On a souvent raconté que ce type de décision a nourri des tensions internes, parce que Lennon se sentait parfois relégué, moins “commercial”. Ce qui est sûr, c’est que I Am The Walrus a gagné une liberté paradoxale en étant face B : elle n’avait pas à porter le poids du “single parfait”. Elle pouvait être monstrueuse. Elle pouvait être insolente.

Et le public, évidemment, l’a adorée pour ça. Parce que la pop, quand elle est trop propre, devient vite un décor. I Am The Walrus, elle, est une tache.

L’héritage : la chanson qui a appris à la pop à être post-moderne

Aujourd’hui, I Am The Walrus a l’air d’avoir annoncé quantité de choses : le sampling, le collage, la pop qui se cite elle-même, la culture du meme avant l’heure, l’idée qu’une chanson peut être un montage d’images plutôt qu’un récit. Elle a aussi ouvert une voie : celle de la pop comme art de l’ambiguïté assumée.

On pourrait dire qu’elle a préparé le terrain pour des artistes qui feront du non-sens un style, du surréalisme un langage pop. Mais elle reste unique parce qu’elle appartient à un moment où tout était encore possible, où le grand public acceptait qu’un groupe numéro un propose une pièce quasi avant-gardiste en prime time.

C’est ça, au fond, le vrai vertige : The Beatles pouvaient faire ça en 1967. Ils pouvaient envoyer Shakespeare, des chœurs absurdes et des images dégueulasses sur les ondes, et le monde suivait. Non pas parce que tout le monde comprenait, mais parce que tout le monde sentait qu’il se passait quelque chose.
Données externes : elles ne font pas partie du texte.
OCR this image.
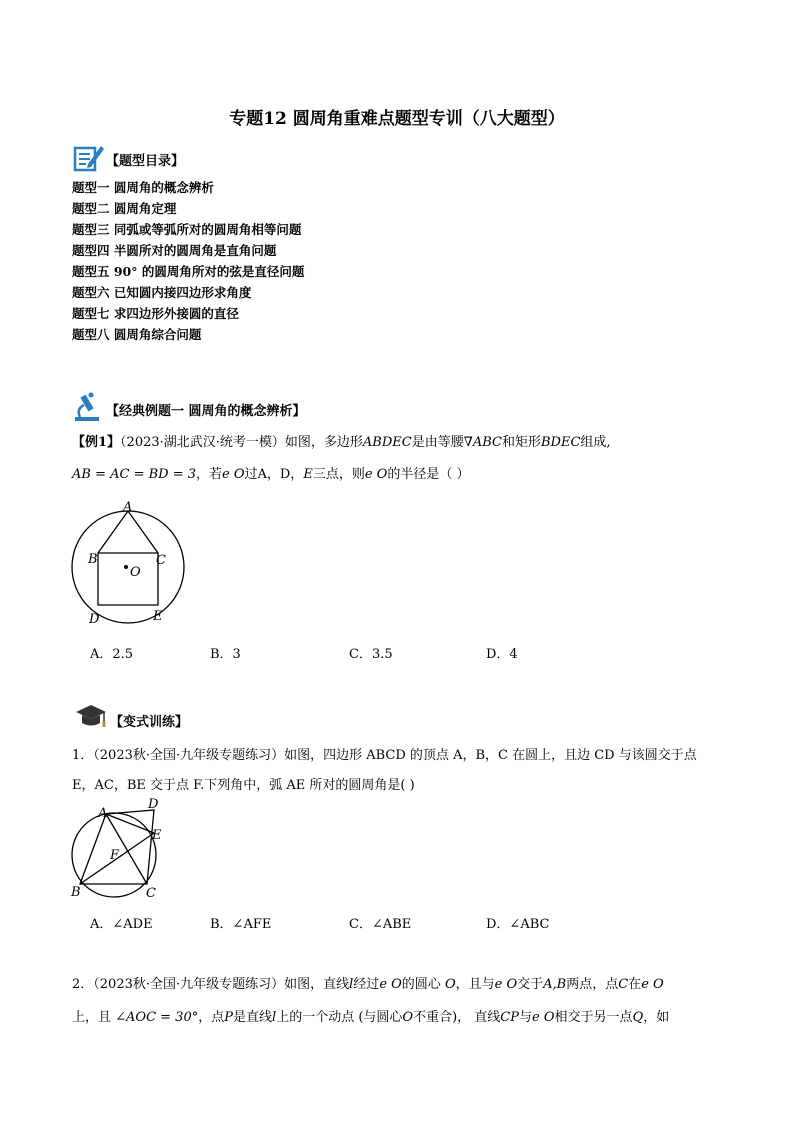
专题12 圆周角重难点题型专训（八大题型）
【题型目录】
题型一 圆周角的概念辨析
题型二 圆周角定理
题型三 同弧或等弧所对的圆周角相等问题
题型四 半圆所对的圆周角是直角问题
题型五 90° 的圆周角所对的弦是直径问题
题型六 已知圆内接四边形求角度
题型七 求四边形外接圆的直径
题型八 圆周角综合问题
【经典例题一 圆周角的概念辨析】
【例1】（2023·湖北武汉·统考一模）如图，多边形ABDEC是由等腰∇ABC和矩形BDEC组成,
AB = AC = BD = 3，若e O过A，D，E三点，则e O的半径是（ ）
A
B	C
O
D	E
A．2.5	B．3	C．3.5	D．4
【变式训练】
1．（2023秋·全国·九年级专题练习）如图，四边形 ABCD 的顶点 A，B，C 在圆上，且边 CD 与该圆交于点
E，AC，BE 交于点 F.下列角中，弧 AE 所对的圆周角是( )
A
D
E
F
B	C
A．∠ADE	B．∠AFE	C．∠ABE	D．∠ABC
2．（2023秋·全国·九年级专题练习）如图，直线l经过e O的圆心 O，且与e O交于A,B两点，点C在e O
上，且 ∠AOC = 30°，点P是直线l上的一个动点 (与圆心O不重合)， 直线CP与e O相交于另一点Q，如
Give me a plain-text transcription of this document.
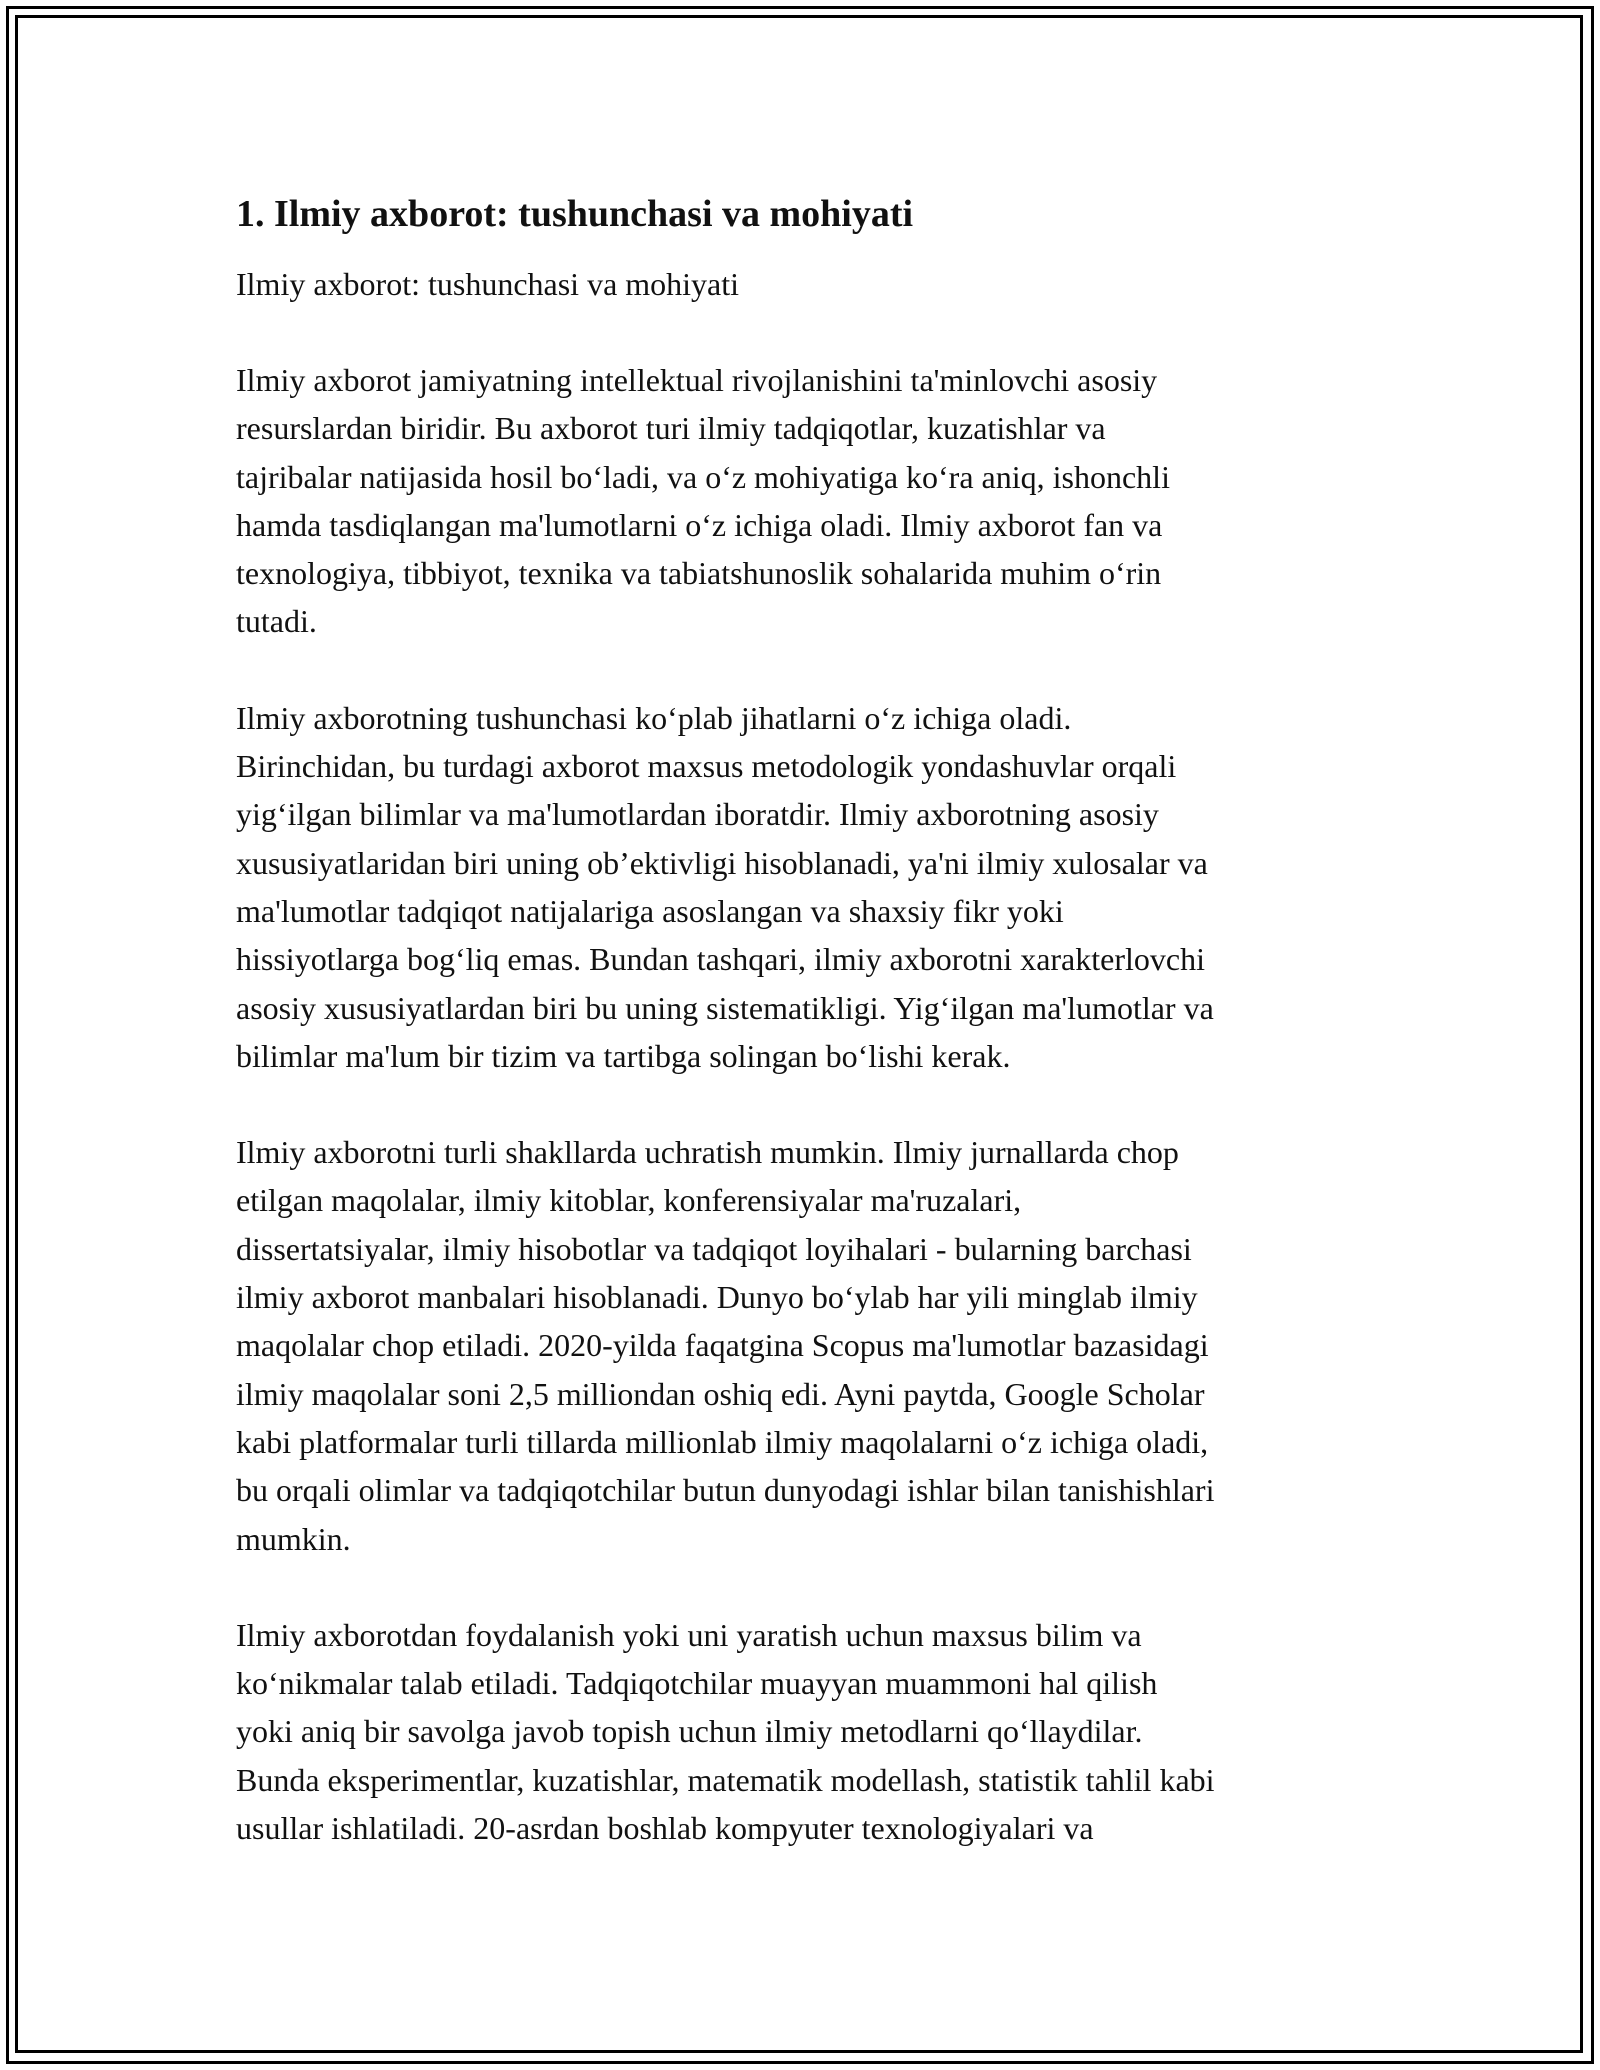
1. Ilmiy axborot: tushunchasi va mohiyati

Ilmiy axborot: tushunchasi va mohiyati

Ilmiy axborot jamiyatning intellektual rivojlanishini ta'minlovchi asosiy
resurslardan biridir. Bu axborot turi ilmiy tadqiqotlar, kuzatishlar va
tajribalar natijasida hosil bo‘ladi, va o‘z mohiyatiga ko‘ra aniq, ishonchli
hamda tasdiqlangan ma'lumotlarni o‘z ichiga oladi. Ilmiy axborot fan va
texnologiya, tibbiyot, texnika va tabiatshunoslik sohalarida muhim o‘rin
tutadi.

Ilmiy axborotning tushunchasi ko‘plab jihatlarni o‘z ichiga oladi.
Birinchidan, bu turdagi axborot maxsus metodologik yondashuvlar orqali
yig‘ilgan bilimlar va ma'lumotlardan iboratdir. Ilmiy axborotning asosiy
xususiyatlaridan biri uning ob’ektivligi hisoblanadi, ya'ni ilmiy xulosalar va
ma'lumotlar tadqiqot natijalariga asoslangan va shaxsiy fikr yoki
hissiyotlarga bog‘liq emas. Bundan tashqari, ilmiy axborotni xarakterlovchi
asosiy xususiyatlardan biri bu uning sistematikligi. Yig‘ilgan ma'lumotlar va
bilimlar ma'lum bir tizim va tartibga solingan bo‘lishi kerak.

Ilmiy axborotni turli shakllarda uchratish mumkin. Ilmiy jurnallarda chop
etilgan maqolalar, ilmiy kitoblar, konferensiyalar ma'ruzalari,
dissertatsiyalar, ilmiy hisobotlar va tadqiqot loyihalari - bularning barchasi
ilmiy axborot manbalari hisoblanadi. Dunyo bo‘ylab har yili minglab ilmiy
maqolalar chop etiladi. 2020-yilda faqatgina Scopus ma'lumotlar bazasidagi
ilmiy maqolalar soni 2,5 milliondan oshiq edi. Ayni paytda, Google Scholar
kabi platformalar turli tillarda millionlab ilmiy maqolalarni o‘z ichiga oladi,
bu orqali olimlar va tadqiqotchilar butun dunyodagi ishlar bilan tanishishlari
mumkin.

Ilmiy axborotdan foydalanish yoki uni yaratish uchun maxsus bilim va
ko‘nikmalar talab etiladi. Tadqiqotchilar muayyan muammoni hal qilish
yoki aniq bir savolga javob topish uchun ilmiy metodlarni qo‘llaydilar.
Bunda eksperimentlar, kuzatishlar, matematik modellash, statistik tahlil kabi
usullar ishlatiladi. 20-asrdan boshlab kompyuter texnologiyalari va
Alors… le “sens caché” existe-t-il ?

Si l’on entend par “sens caché” une clé unique, une explication définitive, un message secret, la réponse est non. Et c’est précisément la blague de Lennon : il a fabriqué une œuvre qui résiste à la clé unique, parce que la clé unique est une prison.

Si l’on entend par “sens caché” une intention artistique, un geste, une position, alors oui. Le sens de I Am The Walrus, c’est de dire : la pop peut être un rêve, un collage, une satire, une attaque contre la gravité, une mise en scène de l’identité, une moquerie de l’autorité. Elle peut être tout ça en même temps, sans devoir choisir.

Et peut-être que la plus belle façon de l’écouter, c’est d’accepter son pacte : se laisser traverser par les images, rire quand c’est ridicule, frissonner quand c’est inquiétant, et se souvenir que Lennon, derrière le masque, vous fait un clin d’œil.

Parce qu’au fond, I Am The Walrus n’est pas une énigme à résoudre. C’est une machine à fabriquer des énigmes. Une chanson qui se nourrit de votre besoin de comprendre, et qui transforme ce besoin en art.